Wenn die Urteilskraft verunglückt
Wie tickt wohl jemand, der sich nicht richtig entscheiden kann? Nicht, weil er einer dieser unentschlossenen Zeitgenossen ist, der im Restaurant nicht weiß, was er bestellen soll – und dann das Gericht nimmt, das der andere soeben beim Kellner geordert hat. Nein, hier geht es um jemanden, der gewissermaßen entscheidungskrank ist.
Vor meiner Ankunft in Leipzig hatte man mir am Telefon gesagt, ich solle aufpassen, wenn ich mit dem Patienten rede. Er könne leicht abschweifen. Er komme nie auf den Punkt. Geduld dürfe ich bei ihm nicht erwarten.
Als mir Maik dann aber in der Tagesklinik für kognitive Neurologie an der Universitätsklinik in Leipzig gegenübersitzt, fällt mir zunächst einmal auf, dass mir nichts auffällt.
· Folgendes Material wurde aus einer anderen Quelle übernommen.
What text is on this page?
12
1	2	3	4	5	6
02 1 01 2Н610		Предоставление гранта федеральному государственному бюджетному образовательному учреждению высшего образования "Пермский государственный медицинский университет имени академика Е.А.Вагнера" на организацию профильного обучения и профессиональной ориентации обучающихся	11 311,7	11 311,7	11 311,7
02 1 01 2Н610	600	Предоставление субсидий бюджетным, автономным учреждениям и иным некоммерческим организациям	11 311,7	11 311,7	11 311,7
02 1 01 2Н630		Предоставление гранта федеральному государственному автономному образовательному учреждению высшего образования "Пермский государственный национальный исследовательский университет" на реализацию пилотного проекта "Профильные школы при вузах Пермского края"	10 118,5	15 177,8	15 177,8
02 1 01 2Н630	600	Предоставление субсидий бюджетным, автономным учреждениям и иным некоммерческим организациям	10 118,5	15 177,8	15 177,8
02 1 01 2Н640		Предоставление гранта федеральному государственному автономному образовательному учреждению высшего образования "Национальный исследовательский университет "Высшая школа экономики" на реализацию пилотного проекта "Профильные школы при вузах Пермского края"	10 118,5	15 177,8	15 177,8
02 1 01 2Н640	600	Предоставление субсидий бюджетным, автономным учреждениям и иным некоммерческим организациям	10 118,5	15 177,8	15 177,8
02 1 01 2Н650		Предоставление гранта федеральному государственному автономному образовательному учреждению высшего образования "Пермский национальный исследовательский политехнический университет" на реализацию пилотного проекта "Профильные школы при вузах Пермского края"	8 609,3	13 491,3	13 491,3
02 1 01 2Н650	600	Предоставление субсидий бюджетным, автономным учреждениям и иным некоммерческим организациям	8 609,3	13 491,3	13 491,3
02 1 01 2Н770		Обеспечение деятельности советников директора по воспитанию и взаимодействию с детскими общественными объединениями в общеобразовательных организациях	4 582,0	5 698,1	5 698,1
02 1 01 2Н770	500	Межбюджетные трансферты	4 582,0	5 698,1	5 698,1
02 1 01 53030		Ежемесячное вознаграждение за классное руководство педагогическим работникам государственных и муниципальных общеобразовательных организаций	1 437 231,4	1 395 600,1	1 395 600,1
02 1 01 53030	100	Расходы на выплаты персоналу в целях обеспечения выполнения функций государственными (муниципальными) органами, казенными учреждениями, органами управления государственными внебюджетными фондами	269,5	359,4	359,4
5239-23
Maik, wie ich ihn nennen werde, weil er seinen richtigen Namen lieber nicht verraten möchte, ist 28 Jahre alt. Er hat dunkelbraune, leicht gelockte Haare. Seine Augen liegen tief. Und dennoch, er schaut treuherzig drein. Sogar ein wenig spitzbübisch. Vielleicht ist er ein wenig unsicher, denke ich, aber das kann auch daran liegen, dass es ihm unangenehm ist, einem Fremden seine Lebensgeschichte zu erzählen. Er beginnt sie mit dem Tag, als er nach seinem schweren Autounfall endlich das Rehabilitationszentrum in Bad Lausick verlassen durfte.
Damals schüttelte der Arzt ihm fröhlich die Hand. «Sie sind wieder vollkommen gesund», sagte der Neurologe mit einem zufriedenen Lächeln und fügte hinzu: «Glück haben Sie gehabt, großes Glück!» Häufig sind in der Klinik diese Momente des Abschieds voller Tragik. Der Patient wird mit seinem Leben entlassen, aber häufig mit nicht viel mehr. Er sitzt im Rollstuhl, kennt seine Eltern und sich selbst nicht. Der Mediziner weiß: Wer ihm noch «Vielen Dank» sagen kann und «Tschüs!», zählt hier zu denen, die es glimpflich getroffen hat.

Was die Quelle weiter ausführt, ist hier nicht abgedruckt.